Blog #2
On a recent trip home and couple of meets with my school friends over coffee, all of course batch mates and therefore of the same peri-menopasual age group, I was amazed by the questions that cropped up regarding sexuality in this age group. Traditionally, men a few years older and women in their early fifties. I was taken aback by the lack of knowledge and initiative to keep up with this important part of happiness and wellbeing in otherwise well-married couples. I remember writing about it sometime ago '
What’s in a name?' wherein I had spoken about the medical science actually recognizing the problems and giving it a proper name ‘genitourinary syndrome of menopause (GSM in short). However, giving names is one thing but actually putting it in practice is another. A friend shared her lack of sex-life for 6 years owing to the omnipresent malady of modern living: Stress, with us truly being the sandwich generation torn between the demands of ageing parents and young children with never ending demands on our time, where is the time for any physical intimacy? Another was enquiring about the lack of vitality and spark in her being. And yet others naughtily wanted a hot-young stud to spice up their lives.

There is no doubt that the physiological loss of estrogen and testosterone following menopause can lead to changes in a woman’s body and sexual drive and hence that spark & vitality that defines youth. Menopausal and postmenopausal women always complain that they’re not as easily aroused, and they may be less sensitive to touching and stroking. That can lead to less interest in sex. Also, lower levels of estrogen can cause a drop in blood supply to the vagina. That can affect vaginal lubrication, causing the vagina to be too dry for comfortable sex — but there’s help for that. Vaginal dryness can be treated with water-soluble lubricants. Do not use non-water-soluble lubricants such as Vaseline, because they can weaken latex, the material used to make condoms. The use of condoms is recommended till your doctor confirms you’re no longer ovulating — and to prevent getting an unwanted pregnancy or worse still and STD , if there are multiple partners. Non-water-soluble lubricants can also provide a medium for bacterial growth, particularly in a person whose immune system has been weakened by any other reason. And on my recommendation of either using mild estrogen cream (Premarin) to naturally support the vaginal lining or using a water-based lubricant, the aforementioned friend reported amazing result in one weeks’ time. In fact her happy spouse even offered a generous reward for her consulting physician friend, much to my amusement. But it really is that simple but somehow overlooked by the medical fraternity.
I guess the traditional Asian ways of treating post-menopausal women only as a genteel granny and not as a woman with her needs and desires alive and kicking is quite the rule with few or no exceptions. And God forbid if she dares to broach the topic of her sexuality, it will clearly raise eye-brows! Other factors that may also influence a woman’s level of interest in sex during menopause and after include: Bladder control problems, insomnia, depression or anxiety, stress, other medications for commonly seen diabetes or hypertension in this age-group and arthritis etc. which all can be taken care of and should be attended to.
In fact some women frankly report a better sex-drive since the fear of pregnancy , the mess of menstruation and young kids acting as ‘EUCD (Extra-uterine contraceptive devices, a term coined by a senior gynecologist friend) are behind them and they can go ahead and enjoy life in their ‘empty nests’. For those who report a lack of libido, there are ways to improve the sex drive during and after menopause Estrogen replacement may work, but the safety is still debatable with studies linking risks of cancers and clots. Estrogen can make sex less painful by treating vaginal dryness given in small doses as vaginal creams. A combo of estrogen and male hormones called androgens may help boost sex drive in women but the major problem with this type of treatment in women is the side effects, which include acne and excess body and facial hair. But really it is simple measures like taking time to improve your physical intimacy, by simple changes to sexual routines, using distraction techniques to boost relaxation and ease anxiety by sharing fantasies, music or videos, a good massage or any activities that make you feel more comfortable and improve communication between you and your partner. Be honest with your partner in what’s comfortable and what’s not.

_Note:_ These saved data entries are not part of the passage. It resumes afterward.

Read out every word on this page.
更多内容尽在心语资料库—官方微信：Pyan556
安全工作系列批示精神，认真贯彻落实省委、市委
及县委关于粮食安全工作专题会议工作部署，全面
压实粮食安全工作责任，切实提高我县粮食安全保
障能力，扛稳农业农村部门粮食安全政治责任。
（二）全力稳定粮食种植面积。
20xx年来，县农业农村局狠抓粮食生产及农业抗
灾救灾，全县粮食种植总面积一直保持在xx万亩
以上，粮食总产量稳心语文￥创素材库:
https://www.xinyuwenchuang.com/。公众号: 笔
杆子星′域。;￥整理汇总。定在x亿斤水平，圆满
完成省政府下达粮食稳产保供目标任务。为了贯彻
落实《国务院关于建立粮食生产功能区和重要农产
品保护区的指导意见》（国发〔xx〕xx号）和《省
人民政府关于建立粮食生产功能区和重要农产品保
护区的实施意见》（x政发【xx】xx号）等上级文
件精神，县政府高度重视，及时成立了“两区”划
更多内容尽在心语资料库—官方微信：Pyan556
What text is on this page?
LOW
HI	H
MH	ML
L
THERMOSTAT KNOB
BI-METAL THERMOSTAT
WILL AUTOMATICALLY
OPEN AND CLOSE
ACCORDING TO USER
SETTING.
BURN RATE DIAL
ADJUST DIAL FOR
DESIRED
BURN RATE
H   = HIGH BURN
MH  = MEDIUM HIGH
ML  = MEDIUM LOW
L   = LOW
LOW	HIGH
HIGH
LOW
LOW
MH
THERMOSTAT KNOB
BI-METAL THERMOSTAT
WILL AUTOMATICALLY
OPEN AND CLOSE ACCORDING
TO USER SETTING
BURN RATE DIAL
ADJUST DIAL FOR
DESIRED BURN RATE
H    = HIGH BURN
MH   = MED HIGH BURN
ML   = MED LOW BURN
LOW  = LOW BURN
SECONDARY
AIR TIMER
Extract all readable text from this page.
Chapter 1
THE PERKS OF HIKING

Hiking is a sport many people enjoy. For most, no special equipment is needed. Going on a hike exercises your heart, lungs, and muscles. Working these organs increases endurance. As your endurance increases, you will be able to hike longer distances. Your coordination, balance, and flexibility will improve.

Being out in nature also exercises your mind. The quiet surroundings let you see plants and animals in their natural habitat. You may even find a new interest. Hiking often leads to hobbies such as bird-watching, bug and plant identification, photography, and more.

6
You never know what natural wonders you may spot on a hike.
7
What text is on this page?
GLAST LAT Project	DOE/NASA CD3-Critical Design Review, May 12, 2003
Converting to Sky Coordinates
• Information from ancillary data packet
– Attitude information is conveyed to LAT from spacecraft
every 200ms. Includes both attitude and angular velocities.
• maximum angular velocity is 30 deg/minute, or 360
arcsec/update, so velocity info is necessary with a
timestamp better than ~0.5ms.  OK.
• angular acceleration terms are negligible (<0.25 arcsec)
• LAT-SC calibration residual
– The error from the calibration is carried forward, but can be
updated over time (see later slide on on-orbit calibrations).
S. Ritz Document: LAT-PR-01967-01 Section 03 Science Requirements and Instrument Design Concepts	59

I was amazed by how easy it was to discuss these with my school mates and how many were the queries on this front but my experience is that these are hard to discuss with your ‘old-school’ doctors. With information as easily available as on a click of a mouse , don’t hesitate to seek help. There are plenty of health professionals who specializes in sexual dysfunction.
Know that old song, “Where Did Our Love Go?” Many women in their 40s, 50s, and 60s are asking, “Where did our sex go?” Can’t keep blaming the hormones and if grey hair, aching joints, lusterless skin make you see yourself as “old,” you just have to attend to personal grooming and things that make you happy inside-out to see yourself as “hot.” Loss of desire is common among women in the years before and after menopause and I am not amenable to providing ‘hot young studs’ as a friend demanded!!!